Vancouver gets down to biz

The standing-room-only Trade Forum (Oct. 2-4) at the Vancouver Intl. film festival (Oct. 2-18) has set a precedent. Rather than being a mundane how-to sesh for budding writers, some 15 panels addressed finance, the North American Free Trade Agreement and a budding West Coast industry caught between Los Angeles-style competition and Canada’s government incentives.

The wealth of Canadian bankers and lawyers in attendance was testimony that the emerging British Columbia industry is distinct from its cultural bank of Canadian eastern industryites.

Government officials in B.C. are currently examining an Ontario tax shelter model (dubbed OFIP) which has fewer cultural restrictions than its sister funder (the Ontario Film Development Corp.) and isn’t costing the average Ontario taxpayer a cent, per OFDC topper Paul Gratton.

The OFIP tax shelter is up for government renewal (in March) so Gratton revealed profitable numbers off the record (in the presence of 200 industryites) , and plans to use those new stats to lobby government officials.

Gratton also revealed that Ontario’s tax shelter is more useful to TV producers than film producers, who have to play the cultural game with the OFDC to get cash from the province.

The Trade Forum revealed that B.C.’s mixed game is a wheel of fortune with many gamblers.

Ultimately, Gratton said that the marriage of the provinces’ two separate provincial programs (one designed for culture and one geared for private investment) is “the ideal hybrid.”

Telefilm Canada topper Pierre DesRoches revealed that the federal funding agency is near completion in negotiations with its department of communications to greenlight a program whereby producers could secure 65% of their banks loans via a new guarantee.

“It’s a Special Production Fund which requires a guarantee of 65% return,” DesRoches revealed, adding any loans will have to meet strict federal regulations about Canadian content.

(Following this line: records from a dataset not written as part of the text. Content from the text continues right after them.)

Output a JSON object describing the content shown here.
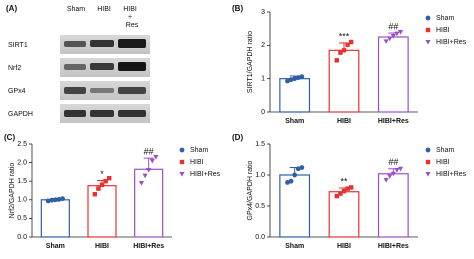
{
  "blot": {
    "panel": "(A)",
    "columns": [
      "Sham",
      "HIBI",
      [
        "HIBI",
        "+",
        "Res"
      ]
    ],
    "rows": [
      "SIRT1",
      "Nrf2",
      "GPx4",
      "GAPDH"
    ]
  },
  "chart_data": [
    {
      "type": "bar",
      "panel": "(B)",
      "y_label": "SIRT1/GAPDH ratio",
      "categories": [
        "Sham",
        "HIBI",
        "HIBI+Res"
      ],
      "colors": [
        "#2f5fa8",
        "#e8312f",
        "#9b4fc7"
      ],
      "markers": [
        "circle",
        "square",
        "triangle"
      ],
      "values": [
        1.0,
        1.85,
        2.25
      ],
      "errors": [
        0.08,
        0.22,
        0.12
      ],
      "points": [
        [
          0.93,
          0.97,
          1.0,
          1.03,
          1.06
        ],
        [
          1.55,
          1.78,
          1.85,
          2.02,
          2.1
        ],
        [
          2.12,
          2.2,
          2.28,
          2.35,
          2.4
        ]
      ],
      "annotations": [
        null,
        "***",
        "##"
      ],
      "ylim": [
        0,
        3
      ],
      "yticks": [
        0,
        1,
        2,
        3
      ]
    },
    {
      "type": "bar",
      "panel": "(C)",
      "y_label": "Nrf2/GAPDH ratio",
      "categories": [
        "Sham",
        "HIBI",
        "HIBI+Res"
      ],
      "colors": [
        "#2f5fa8",
        "#e8312f",
        "#9b4fc7"
      ],
      "markers": [
        "circle",
        "square",
        "triangle"
      ],
      "values": [
        1.0,
        1.38,
        1.82
      ],
      "errors": [
        0.03,
        0.14,
        0.3
      ],
      "points": [
        [
          0.97,
          0.99,
          1.0,
          1.01,
          1.03
        ],
        [
          1.15,
          1.3,
          1.4,
          1.5,
          1.58
        ],
        [
          1.45,
          1.65,
          1.8,
          2.05,
          2.15
        ]
      ],
      "annotations": [
        null,
        "*",
        "##"
      ],
      "ylim": [
        0,
        2.5
      ],
      "yticks": [
        {
          "value": 0,
          "label": "0.0"
        },
        0.5,
        {
          "value": 1,
          "label": "1.0"
        },
        1.5,
        {
          "value": 2,
          "label": "2.0"
        },
        2.5
      ]
    },
    {
      "type": "bar",
      "panel": "(D)",
      "y_label": "GPx4/GAPDH ratio",
      "categories": [
        "Sham",
        "HIBI",
        "HIBI+Res"
      ],
      "colors": [
        "#2f5fa8",
        "#e8312f",
        "#9b4fc7"
      ],
      "markers": [
        "circle",
        "square",
        "triangle"
      ],
      "values": [
        1.0,
        0.73,
        1.02
      ],
      "errors": [
        0.12,
        0.06,
        0.08
      ],
      "points": [
        [
          0.88,
          0.9,
          1.0,
          1.1,
          1.12
        ],
        [
          0.66,
          0.7,
          0.74,
          0.78,
          0.8
        ],
        [
          0.92,
          0.98,
          1.02,
          1.08,
          1.1
        ]
      ],
      "annotations": [
        null,
        "**",
        "##"
      ],
      "ylim": [
        0,
        1.5
      ],
      "yticks": [
        {
          "value": 0,
          "label": "0.0"
        },
        0.5,
        {
          "value": 1,
          "label": "1.0"
        },
        1.5
      ]
    }
  ]
}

DesRoches theoretically secured bank notes by adding that Telefilm would have to absorb occasional defaults, but said Telefilm would soon announce “an established plan of loan guarantee,” with a federal backing of some $ 50 million to $ 75 million.

Earlier in the trade forum, “Fried Green Tomatoes” exec producer Andy Meyers kicked off the lively event’s weekend sesh with an inspired speech advising Canucks to “Just Do It.” He advocated the “idea” as king and said the script is crucial.

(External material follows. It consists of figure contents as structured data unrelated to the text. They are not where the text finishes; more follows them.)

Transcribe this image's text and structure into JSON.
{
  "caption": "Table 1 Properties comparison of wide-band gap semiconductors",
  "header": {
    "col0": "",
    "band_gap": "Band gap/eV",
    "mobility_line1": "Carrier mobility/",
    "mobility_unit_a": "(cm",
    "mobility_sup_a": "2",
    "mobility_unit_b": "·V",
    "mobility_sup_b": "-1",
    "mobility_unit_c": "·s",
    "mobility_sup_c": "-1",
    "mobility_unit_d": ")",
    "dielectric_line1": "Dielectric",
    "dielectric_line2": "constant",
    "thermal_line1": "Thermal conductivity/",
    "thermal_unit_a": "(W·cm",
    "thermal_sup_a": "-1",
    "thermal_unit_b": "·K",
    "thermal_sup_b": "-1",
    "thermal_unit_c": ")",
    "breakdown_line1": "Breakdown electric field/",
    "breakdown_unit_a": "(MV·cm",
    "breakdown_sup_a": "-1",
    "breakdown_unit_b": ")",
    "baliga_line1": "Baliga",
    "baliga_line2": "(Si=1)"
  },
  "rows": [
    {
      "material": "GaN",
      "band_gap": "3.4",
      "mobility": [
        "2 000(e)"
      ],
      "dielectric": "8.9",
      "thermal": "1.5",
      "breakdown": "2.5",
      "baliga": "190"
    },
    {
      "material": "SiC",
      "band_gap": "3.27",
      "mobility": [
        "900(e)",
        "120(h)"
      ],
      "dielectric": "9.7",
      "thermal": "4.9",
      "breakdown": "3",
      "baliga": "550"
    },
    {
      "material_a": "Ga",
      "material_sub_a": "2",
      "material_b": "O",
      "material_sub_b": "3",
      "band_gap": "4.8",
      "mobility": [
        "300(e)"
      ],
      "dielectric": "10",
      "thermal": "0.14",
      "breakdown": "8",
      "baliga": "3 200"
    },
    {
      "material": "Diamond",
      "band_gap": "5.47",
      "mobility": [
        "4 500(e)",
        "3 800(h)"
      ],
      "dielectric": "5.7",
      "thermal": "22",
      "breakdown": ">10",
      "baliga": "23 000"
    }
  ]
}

Washington-based Meyers told Canadians they don’t have to live in L.A. to play the studio game. “Use Hollywood for what you need it for,” he advised.

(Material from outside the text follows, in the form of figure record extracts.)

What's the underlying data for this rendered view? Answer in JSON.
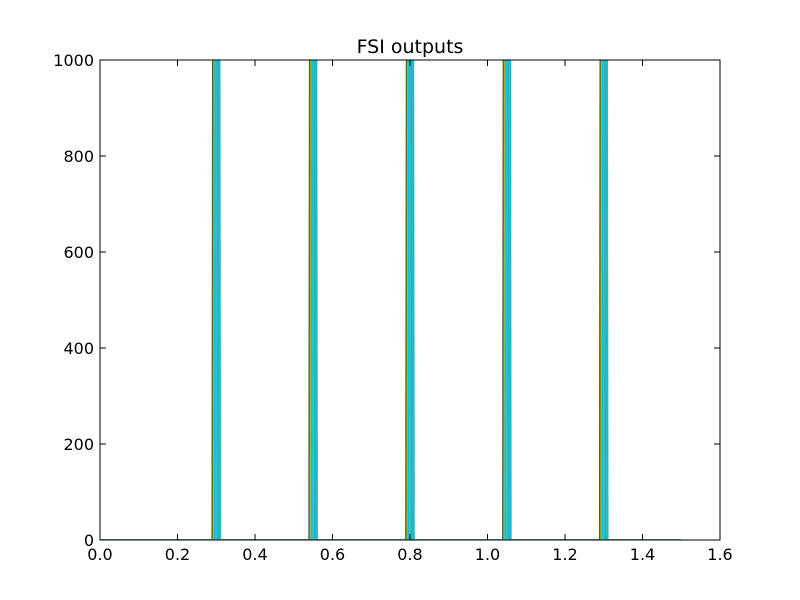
{
  "chart_data": {
    "type": "line",
    "title": "FSI outputs",
    "xlabel": "",
    "ylabel": "",
    "xlim": [
      0.0,
      1.6
    ],
    "ylim": [
      0,
      1000
    ],
    "xticks": [
      0.0,
      0.2,
      0.4,
      0.6,
      0.8,
      1.0,
      1.2,
      1.4,
      1.6
    ],
    "yticks": [
      0,
      200,
      400,
      600,
      800,
      1000
    ],
    "xtick_labels": [
      "0.0",
      "0.2",
      "0.4",
      "0.6",
      "0.8",
      "1.0",
      "1.2",
      "1.4",
      "1.6"
    ],
    "ytick_labels": [
      "0",
      "200",
      "400",
      "600",
      "800",
      "1000"
    ],
    "grid": false,
    "x_extent": [
      0.0,
      1.5
    ],
    "spike_centers": [
      0.3,
      0.55,
      0.8,
      1.05,
      1.3
    ],
    "spike_width": 0.012,
    "spike_peak": 1000,
    "series_colors": [
      "#4c4c4c",
      "#7f7f00",
      "#bcbd22",
      "#17becf"
    ],
    "axis_color": "#000000",
    "background": "#ffffff"
  }
}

Vet producer, formerly prez of both A&M Films and Robert Redford’s Wildwood Prods., recently launched his own Port Townsend Film Co. and inked a two-year first-look production pact with Warner Bros. (Daily Variety, Aug. 18). Start-up company’s first project is based on Norman Maclean’s “Young Men and Fire” and Meyers convinced Warners to buy the rights (Daily Variety, Aug. 31), although no production dates have been announced.

Meyers–an “outsider” link between the L.A. and Vancouver communities–told Daily Variety, “If you can produce (for Hollywood) in Port Townsend, Wash., you can produce in Vancouver.”

He doesn’t think the boundaries matter much: “I think it’s a simple question of creativity,” he said. “I just don’t think people need to be obsessed with the migration to L.A. You need to be obsessed with the work.”

Meyers also predicts that Canucks and Northwestern Yanks have a growing shot at producing with the big guys: “There’s a lot of creative people up here.”